The U.S. is threatening a two-stage tariff plan in which Canada and Mexico could get hit with initial trade penalties within days then face broader penalties this spring.
In summary it’s: Maybe tariffs now, and maybe more tariffs later.
The details emerged Wednesday at the U.S. Senate confirmation hearing for the person chosen to lead President Donald Trump’s tariff policy, Howard Lutnick.
It occurred as Canadian officials engaged in frantic last-ditch efforts to dissuade U.S. officials from imposing tariffs as threatened by Feb. 1, even producing a video demonstrating Canada’s border enforcement.
The nominee for commerce secretary laid out that two-step approach in an exchange with Michigan Sen. Gary Peters, who expressed fear about what a cross-border trade war could mean for his state.
Lutnick explained that Phase 1 is essentially an emergency action to deal with the fentanyl crisis: “You know that the [drug] labs in Canada are run by Mexican cartels,” Lutnick replied. “Respect America. If we are your biggest trading partner, show us the respect. Shut your border. And end fentanyl coming into this country.”
Although only about one per cent of illegal drugs entering the U.S. is coming from its northern border, U.S. officials are worried about growing drug production in Canada, and the perceived failure of Canadian law-enforcement to crack down on money-laundering activities by international criminal organizations there.
Lutnick noted that Canada and Mexico appear to be taking some action. Canada, for instance, has announced a slew of measures on the border, migration and crime that elicited positive reaction from Washington.
That said, Canadian officials are reluctantly bracing for the possibility that Trump will make good on his threat to impose tariffs on Feb. 1 and upend decades of North American free trade.
Ottawa officials have been reaching out to various American counterparts, including Lutnick, and have heard little that left them reassured.
One reply they’ve repeatedly received: They need to personally convince Trump with direct evidence of the security measures Canada has taken.
To that end, Canadian officials have been cobbling together video footage to illustrate efforts to deter illicit movement across the border; they’ve been sending U.S. counterparts this footage in recent weeks, including a helicopter landing in snow.

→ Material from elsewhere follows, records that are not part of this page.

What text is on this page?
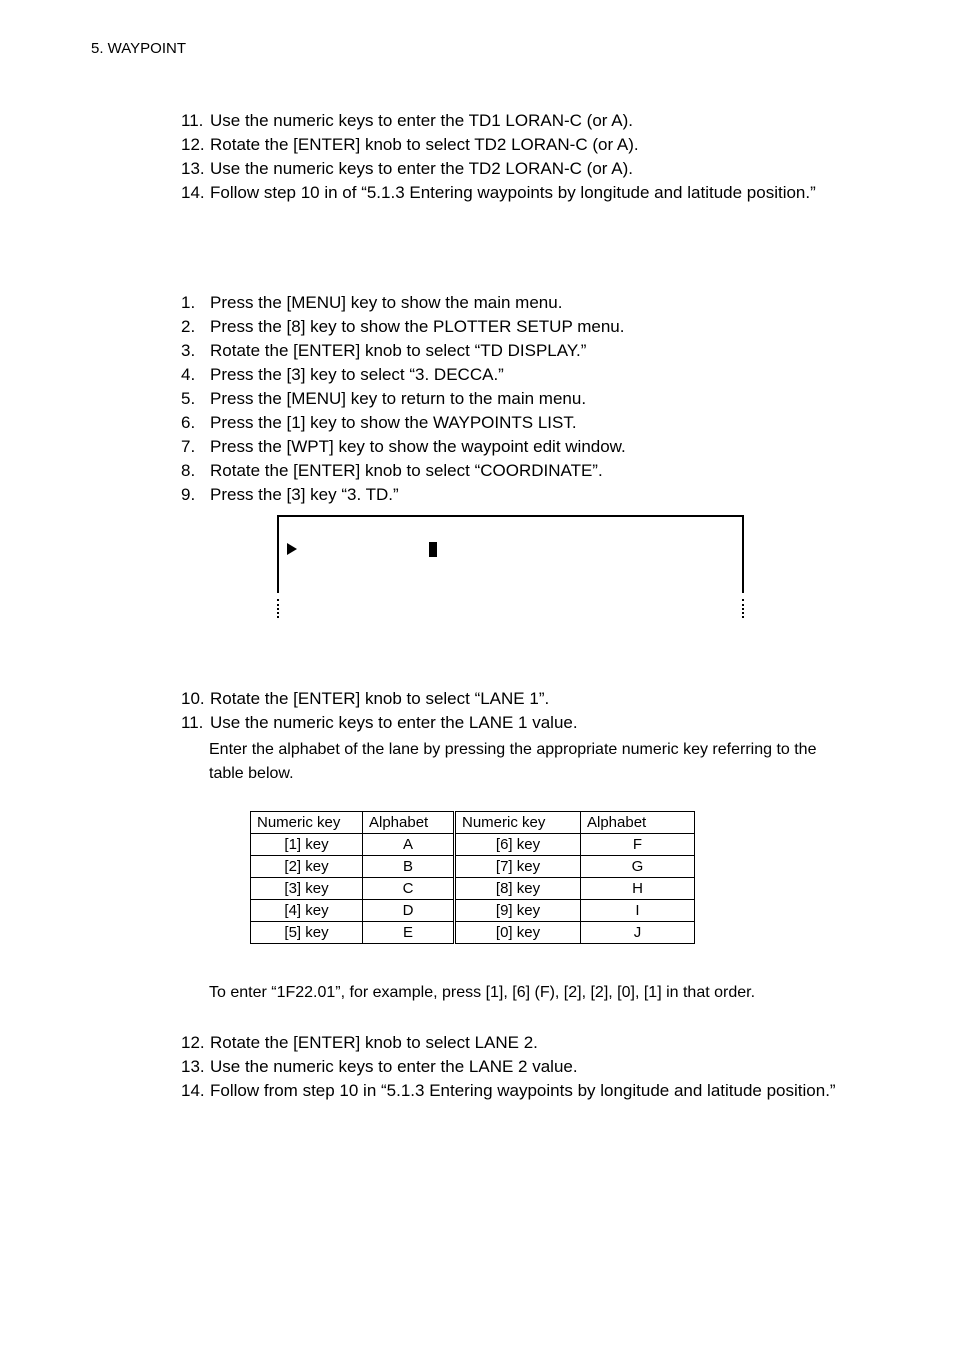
5. WAYPOINT
11. Use the numeric keys to enter the TD1 LORAN-C (or A).
12. Rotate the [ENTER] knob to select TD2 LORAN-C (or A).
13. Use the numeric keys to enter the TD2 LORAN-C (or A).
14. Follow step 10 in of “5.1.3 Entering waypoints by longitude and latitude position.”
1. Press the [MENU] key to show the main menu.
2. Press the [8] key to show the PLOTTER SETUP menu.
3. Rotate the [ENTER] knob to select “TD DISPLAY.”
4. Press the [3] key to select “3. DECCA.”
5. Press the [MENU] key to return to the main menu.
6. Press the [1] key to show the WAYPOINTS LIST.
7. Press the [WPT] key to show the waypoint edit window.
8. Rotate the [ENTER] knob to select “COORDINATE”.
9. Press the [3] key “3. TD.”
10. Rotate the [ENTER] knob to select “LANE 1”.
11. Use the numeric keys to enter the LANE 1 value.
Enter the alphabet of the lane by pressing the appropriate numeric key referring to the table below.
Numeric key	Alphabet	Numeric key	Alphabet
[1] key	A	[6] key	F
[2] key	B	[7] key	G
[3] key	C	[8] key	H
[4] key	D	[9] key	I
[5] key	E	[0] key	J
To enter “1F22.01”, for example, press [1], [6] (F), [2], [2], [0], [1] in that order.
12. Rotate the [ENTER] knob to select LANE 2.
13. Use the numeric keys to enter the LANE 2 value.
14. Follow from step 10 in “5.1.3 Entering waypoints by longitude and latitude position.”
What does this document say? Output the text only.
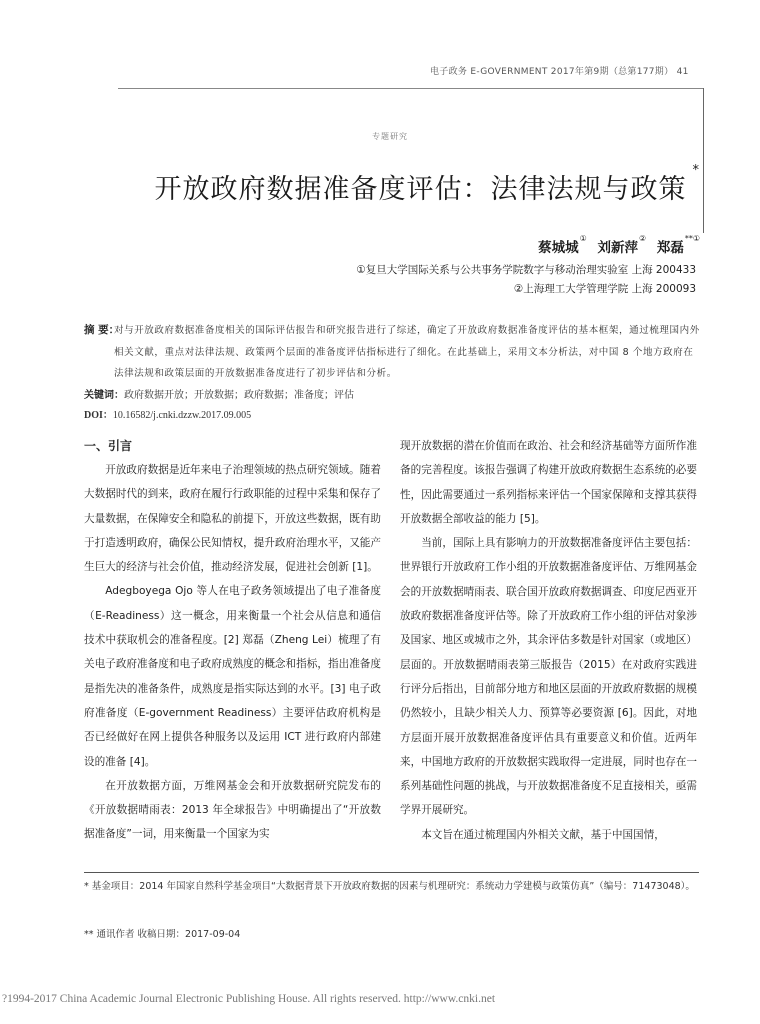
电子政务 E-GOVERNMENT 2017年第9期（总第177期） 41
专题研究
开放政府数据准备度评估：法律法规与政策*
蔡城城① 刘新萍② 郑磊**①
①复旦大学国际关系与公共事务学院数字与移动治理实验室 上海 200433
②上海理工大学管理学院 上海 200093
摘 要：
对与开放政府数据准备度相关的国际评估报告和研究报告进行了综述，确定了开放政府数据准备度评估的基本框架，通过梳理国内外相关文献，重点对法律法规、政策两个层面的准备度评估指标进行了细化。在此基础上，采用文本分析法，对中国 8 个地方政府在法律法规和政策层面的开放数据准备度进行了初步评估和分析。
关键词：政府数据开放；开放数据；政府数据；准备度；评估
DOI：10.16582/j.cnki.dzzw.2017.09.005
一、引言

开放政府数据是近年来电子治理领域的热点研究领域。随着大数据时代的到来，政府在履行行政职能的过程中采集和保存了大量数据，在保障安全和隐私的前提下，开放这些数据，既有助于打造透明政府，确保公民知情权，提升政府治理水平，又能产生巨大的经济与社会价值，推动经济发展，促进社会创新 [1]。

Adegboyega Ojo 等人在电子政务领域提出了电子准备度（E-Readiness）这一概念，用来衡量一个社会从信息和通信技术中获取机会的准备程度。[2] 郑磊（Zheng Lei）梳理了有关电子政府准备度和电子政府成熟度的概念和指标，指出准备度是指先决的准备条件，成熟度是指实际达到的水平。[3] 电子政府准备度（E-government Readiness）主要评估政府机构是否已经做好在网上提供各种服务以及运用 ICT 进行政府内部建设的准备 [4]。

在开放数据方面，万维网基金会和开放数据研究院发布的《开放数据晴雨表：2013 年全球报告》中明确提出了“开放数据准备度”一词，用来衡量一个国家为实

现开放数据的潜在价值而在政治、社会和经济基础等方面所作准备的完善程度。该报告强调了构建开放政府数据生态系统的必要性，因此需要通过一系列指标来评估一个国家保障和支撑其获得开放数据全部收益的能力 [5]。

当前，国际上具有影响力的开放数据准备度评估主要包括：世界银行开放政府工作小组的开放数据准备度评估、万维网基金会的开放数据晴雨表、联合国开放政府数据调查、印度尼西亚开放政府数据准备度评估等。除了开放政府工作小组的评估对象涉及国家、地区或城市之外，其余评估多数是针对国家（或地区）层面的。开放数据晴雨表第三版报告（2015）在对政府实践进行评分后指出，目前部分地方和地区层面的开放政府数据的规模仍然较小，且缺少相关人力、预算等必要资源 [6]。因此，对地方层面开展开放数据准备度评估具有重要意义和价值。近两年来，中国地方政府的开放数据实践取得一定进展，同时也存在一系列基础性问题的挑战，与开放数据准备度不足直接相关，亟需学界开展研究。

本文旨在通过梳理国内外相关文献，基于中国国情，

* 基金项目：2014 年国家自然科学基金项目“大数据背景下开放政府数据的因素与机理研究：系统动力学建模与政策仿真”（编号：71473048）。
** 通讯作者 收稿日期：2017-09-04
?1994-2017 China Academic Journal Electronic Publishing House. All rights reserved. http://www.cnki.net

Prime Minister Justin Trudeau also told Canada’s premiers that he spoke with Lutnick in Poland this week at the 80th anniversary of the liberation of the Auschwitz death camp.
Lutnick alluded to these conversations Wednesday.
“I know they are acting swiftly,” he said of Mexico and Canada. “And if they execute, there will be no tariff. And if they don’t, then there will be.”
In her first-ever White House briefing, press secretary Karoline Leavitt said based on her conversation with U.S. President Donald Trump, his plan to slap 25 per cent tariffs on Canada on Feb. 1 is ‘still on the books.’
The longer-term threat: April 1
But then the other shoe risks dropping. Lutnick made clear that the U.S. is looking at a broad range of tariff options, which will be informed by a study the president has demanded from his officials by April 1.
Lutnick made clear at his confirmation hearing that there will be scores to settle with Canada in the spring, specifically mentioning dairy and auto manufacturing.
He told a Wisconsin Democrat, Tammy Baldwin, that he wants more U.S. dairy exported to Canada: “Canada … treats our dairy farmers horribly. That’s got to end.”
And then he told Peters, the Michigan Democrat, that his goal will be to steer auto manufacturing jobs back from other North American countries: “The car manufacturing went to Canada, it went to Mexico. It’s important that that come back to Michigan, come back to Ohio.”
The message underscores Trump’s longstanding complaints about the way certain rules for auto trade have been implemented from the North American pact he signed in 2018.
It appears that, even if Canada and Mexico escape the tariff hammer threatened for Feb. 1, the issue will continue looming overhead for months.